Mme Y ne caractérisant pas la réalité d’un préjudice dont elle évalue la réparation à la somme de 5 000 euros, la cour s’estime suffisamment informée pour limiter à 1 000 euros l’indemnisation sollicitée au titre du licenciement vexatoire et réformera la décision déférée en ce sens.
Sur les dépens et les frais irrépétibles :
La société Parashop Diffusion qui succombe sera condamnée aux dépens.

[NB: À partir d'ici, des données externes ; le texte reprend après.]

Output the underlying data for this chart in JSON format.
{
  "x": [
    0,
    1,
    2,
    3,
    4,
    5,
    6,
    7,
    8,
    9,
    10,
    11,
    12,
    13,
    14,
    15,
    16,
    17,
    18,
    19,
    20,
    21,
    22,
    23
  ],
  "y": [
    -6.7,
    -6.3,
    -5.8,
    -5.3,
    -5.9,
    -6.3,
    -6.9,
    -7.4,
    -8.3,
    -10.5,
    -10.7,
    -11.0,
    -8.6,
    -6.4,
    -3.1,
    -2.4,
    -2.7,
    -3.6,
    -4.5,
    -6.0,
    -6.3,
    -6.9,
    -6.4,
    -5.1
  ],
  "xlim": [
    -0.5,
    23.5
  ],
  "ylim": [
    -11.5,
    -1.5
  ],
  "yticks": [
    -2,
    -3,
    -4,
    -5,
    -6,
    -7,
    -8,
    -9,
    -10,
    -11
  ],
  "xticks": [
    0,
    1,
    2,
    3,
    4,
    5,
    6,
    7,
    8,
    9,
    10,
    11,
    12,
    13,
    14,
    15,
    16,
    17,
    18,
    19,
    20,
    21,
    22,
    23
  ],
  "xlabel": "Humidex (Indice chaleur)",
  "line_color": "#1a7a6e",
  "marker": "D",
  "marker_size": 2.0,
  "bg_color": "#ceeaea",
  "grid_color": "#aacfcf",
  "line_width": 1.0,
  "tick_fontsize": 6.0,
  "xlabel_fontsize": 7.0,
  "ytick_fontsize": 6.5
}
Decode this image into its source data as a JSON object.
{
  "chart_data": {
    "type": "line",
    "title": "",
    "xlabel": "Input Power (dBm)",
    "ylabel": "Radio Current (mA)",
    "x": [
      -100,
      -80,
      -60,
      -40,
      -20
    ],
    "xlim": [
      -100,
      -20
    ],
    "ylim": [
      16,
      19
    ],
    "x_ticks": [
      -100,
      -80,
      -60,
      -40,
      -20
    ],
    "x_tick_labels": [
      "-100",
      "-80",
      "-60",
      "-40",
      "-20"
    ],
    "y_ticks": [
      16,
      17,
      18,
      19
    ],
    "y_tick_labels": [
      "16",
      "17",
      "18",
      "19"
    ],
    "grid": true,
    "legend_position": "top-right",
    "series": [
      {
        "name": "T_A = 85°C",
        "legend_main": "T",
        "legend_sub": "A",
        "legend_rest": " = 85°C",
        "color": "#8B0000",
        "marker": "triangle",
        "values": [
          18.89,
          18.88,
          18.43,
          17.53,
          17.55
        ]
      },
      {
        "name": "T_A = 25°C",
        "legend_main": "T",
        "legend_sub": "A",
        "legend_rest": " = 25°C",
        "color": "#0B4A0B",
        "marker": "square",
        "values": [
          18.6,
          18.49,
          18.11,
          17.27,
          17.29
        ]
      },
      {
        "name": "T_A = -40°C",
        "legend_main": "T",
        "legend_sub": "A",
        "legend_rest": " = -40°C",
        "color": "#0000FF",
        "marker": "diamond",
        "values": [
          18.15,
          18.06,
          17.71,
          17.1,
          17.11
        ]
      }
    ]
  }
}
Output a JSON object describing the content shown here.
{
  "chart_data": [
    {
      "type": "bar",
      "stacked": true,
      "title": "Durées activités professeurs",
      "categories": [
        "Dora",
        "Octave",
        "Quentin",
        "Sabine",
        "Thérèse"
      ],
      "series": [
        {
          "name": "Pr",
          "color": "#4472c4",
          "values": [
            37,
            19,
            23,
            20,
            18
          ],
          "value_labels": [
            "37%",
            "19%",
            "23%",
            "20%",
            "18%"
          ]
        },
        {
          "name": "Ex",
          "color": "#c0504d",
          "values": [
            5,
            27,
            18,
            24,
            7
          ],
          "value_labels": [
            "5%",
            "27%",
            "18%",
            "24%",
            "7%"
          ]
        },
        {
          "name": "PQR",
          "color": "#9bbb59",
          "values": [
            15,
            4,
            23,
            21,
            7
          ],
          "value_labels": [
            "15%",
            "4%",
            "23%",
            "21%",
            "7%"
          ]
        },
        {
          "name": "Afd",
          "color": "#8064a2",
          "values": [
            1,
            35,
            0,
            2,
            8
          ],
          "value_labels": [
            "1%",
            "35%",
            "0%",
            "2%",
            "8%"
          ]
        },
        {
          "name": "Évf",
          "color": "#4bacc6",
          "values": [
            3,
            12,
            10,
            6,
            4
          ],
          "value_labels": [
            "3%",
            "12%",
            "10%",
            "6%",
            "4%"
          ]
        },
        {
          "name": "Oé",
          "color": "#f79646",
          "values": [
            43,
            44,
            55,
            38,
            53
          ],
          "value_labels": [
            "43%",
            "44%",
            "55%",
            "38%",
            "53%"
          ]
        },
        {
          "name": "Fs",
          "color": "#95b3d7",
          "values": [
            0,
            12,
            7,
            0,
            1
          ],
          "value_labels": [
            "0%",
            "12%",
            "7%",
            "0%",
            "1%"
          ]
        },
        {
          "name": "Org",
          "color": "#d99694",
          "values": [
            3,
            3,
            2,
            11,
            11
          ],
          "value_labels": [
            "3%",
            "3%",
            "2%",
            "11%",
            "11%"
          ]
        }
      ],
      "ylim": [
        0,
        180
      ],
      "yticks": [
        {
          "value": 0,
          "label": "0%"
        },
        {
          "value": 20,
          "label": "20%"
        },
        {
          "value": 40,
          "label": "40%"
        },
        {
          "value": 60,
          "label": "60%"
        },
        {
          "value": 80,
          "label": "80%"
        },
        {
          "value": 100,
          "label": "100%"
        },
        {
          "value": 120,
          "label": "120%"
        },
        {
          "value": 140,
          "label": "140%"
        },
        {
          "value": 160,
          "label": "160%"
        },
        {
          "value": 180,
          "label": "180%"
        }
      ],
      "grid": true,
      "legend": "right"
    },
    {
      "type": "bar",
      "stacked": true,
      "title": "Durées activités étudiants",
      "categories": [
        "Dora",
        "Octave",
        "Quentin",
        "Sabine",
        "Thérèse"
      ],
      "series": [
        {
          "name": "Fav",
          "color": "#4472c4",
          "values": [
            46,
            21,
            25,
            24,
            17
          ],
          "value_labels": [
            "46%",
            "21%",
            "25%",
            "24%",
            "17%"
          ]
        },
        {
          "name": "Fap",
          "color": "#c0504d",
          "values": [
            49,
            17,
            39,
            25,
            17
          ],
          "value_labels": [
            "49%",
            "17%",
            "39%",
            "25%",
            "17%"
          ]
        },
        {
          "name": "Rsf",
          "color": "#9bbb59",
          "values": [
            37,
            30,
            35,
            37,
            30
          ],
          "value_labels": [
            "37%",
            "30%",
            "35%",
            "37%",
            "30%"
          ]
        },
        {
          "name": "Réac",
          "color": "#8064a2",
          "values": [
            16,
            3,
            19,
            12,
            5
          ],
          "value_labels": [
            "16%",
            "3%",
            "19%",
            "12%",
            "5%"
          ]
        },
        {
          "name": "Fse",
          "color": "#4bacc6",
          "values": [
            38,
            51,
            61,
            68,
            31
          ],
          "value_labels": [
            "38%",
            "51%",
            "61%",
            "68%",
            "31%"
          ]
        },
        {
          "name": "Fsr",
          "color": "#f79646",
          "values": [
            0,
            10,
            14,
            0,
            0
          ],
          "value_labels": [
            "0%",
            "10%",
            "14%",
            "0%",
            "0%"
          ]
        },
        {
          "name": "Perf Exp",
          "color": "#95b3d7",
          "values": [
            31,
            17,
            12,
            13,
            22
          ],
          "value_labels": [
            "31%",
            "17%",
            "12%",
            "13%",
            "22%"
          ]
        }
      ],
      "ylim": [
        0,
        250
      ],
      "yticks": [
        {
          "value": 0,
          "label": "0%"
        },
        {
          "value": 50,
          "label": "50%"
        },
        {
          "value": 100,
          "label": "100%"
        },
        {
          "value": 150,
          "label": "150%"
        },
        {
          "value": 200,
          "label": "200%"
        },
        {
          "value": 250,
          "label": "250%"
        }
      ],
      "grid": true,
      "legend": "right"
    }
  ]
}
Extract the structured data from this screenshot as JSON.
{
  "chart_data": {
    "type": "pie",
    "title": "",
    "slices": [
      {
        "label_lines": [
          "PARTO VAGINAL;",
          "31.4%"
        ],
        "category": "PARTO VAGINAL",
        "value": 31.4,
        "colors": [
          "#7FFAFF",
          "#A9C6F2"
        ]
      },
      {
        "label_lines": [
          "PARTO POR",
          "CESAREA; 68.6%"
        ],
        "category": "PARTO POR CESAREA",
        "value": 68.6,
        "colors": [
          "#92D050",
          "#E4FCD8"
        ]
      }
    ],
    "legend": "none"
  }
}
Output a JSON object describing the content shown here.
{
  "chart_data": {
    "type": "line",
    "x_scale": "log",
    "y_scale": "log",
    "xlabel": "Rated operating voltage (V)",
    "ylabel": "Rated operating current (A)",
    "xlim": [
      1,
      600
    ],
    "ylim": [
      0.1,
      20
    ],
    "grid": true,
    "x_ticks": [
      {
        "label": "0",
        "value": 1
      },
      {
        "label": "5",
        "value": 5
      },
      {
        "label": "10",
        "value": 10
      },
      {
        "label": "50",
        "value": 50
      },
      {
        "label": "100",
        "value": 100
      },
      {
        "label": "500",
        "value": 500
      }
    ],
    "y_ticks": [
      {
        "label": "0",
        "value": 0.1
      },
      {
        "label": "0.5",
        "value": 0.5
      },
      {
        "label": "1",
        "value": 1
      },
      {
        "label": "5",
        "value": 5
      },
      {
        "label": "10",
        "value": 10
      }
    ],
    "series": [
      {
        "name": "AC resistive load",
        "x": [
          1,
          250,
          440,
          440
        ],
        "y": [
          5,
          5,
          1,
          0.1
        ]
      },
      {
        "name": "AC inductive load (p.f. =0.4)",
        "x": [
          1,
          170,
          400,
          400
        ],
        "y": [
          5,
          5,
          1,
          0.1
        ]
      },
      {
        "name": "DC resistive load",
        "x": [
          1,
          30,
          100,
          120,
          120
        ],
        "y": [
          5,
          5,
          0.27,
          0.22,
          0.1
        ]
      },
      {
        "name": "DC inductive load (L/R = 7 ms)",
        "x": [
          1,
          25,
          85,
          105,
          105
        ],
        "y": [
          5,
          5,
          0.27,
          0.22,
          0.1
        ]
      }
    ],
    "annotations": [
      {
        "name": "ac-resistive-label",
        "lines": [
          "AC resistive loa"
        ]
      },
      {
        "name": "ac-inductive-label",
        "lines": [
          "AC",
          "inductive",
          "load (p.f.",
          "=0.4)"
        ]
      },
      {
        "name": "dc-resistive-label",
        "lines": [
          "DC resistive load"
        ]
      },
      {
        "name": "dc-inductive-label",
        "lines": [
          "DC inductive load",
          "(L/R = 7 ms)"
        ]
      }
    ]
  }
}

L’issue de l’appel, l’équité et les circonstances économiques commandent de faire droit, s’agissant de Mme X, à l’indemnité prévue par l’article 700 du code de procédure civile et, s’agissant de Mme Y, à l’application de l’article 37 de la loi du 10 juillet 1991.
PAR CES MOTIFS
LA COUR
Ordonne la jonction des instances 15/2537 et 15/2538 sous le numéro 15/2537 ;
Confirme les décisions déférées sauf sur l’indemnisation du licenciement vexatoire subi par Mme Y et statuant à nouveau de ce chef :
Condamne la société Parashop Diffusion à payer à Mme Y la somme de 1 000 euros à titre de dommages et intérêts pour licenciement vexatoire ;
Y ajoutant :
Condamne la société Parashop Diffusion à payer à Mme X une somme complémentaire de 1 000 euros au titre de l’article 700 du code de procédure civile et à la Scp Beauchard Bodin Demaison
Giret Hidreau une somme complémentaire de 1 000 euros en application de l’article 37 de la loi du 10 juillet 1991 ;
Déboute les parties du surplus de leurs prétentions ;
Condamne la société Parashop Diffusion aux dépens d’appel.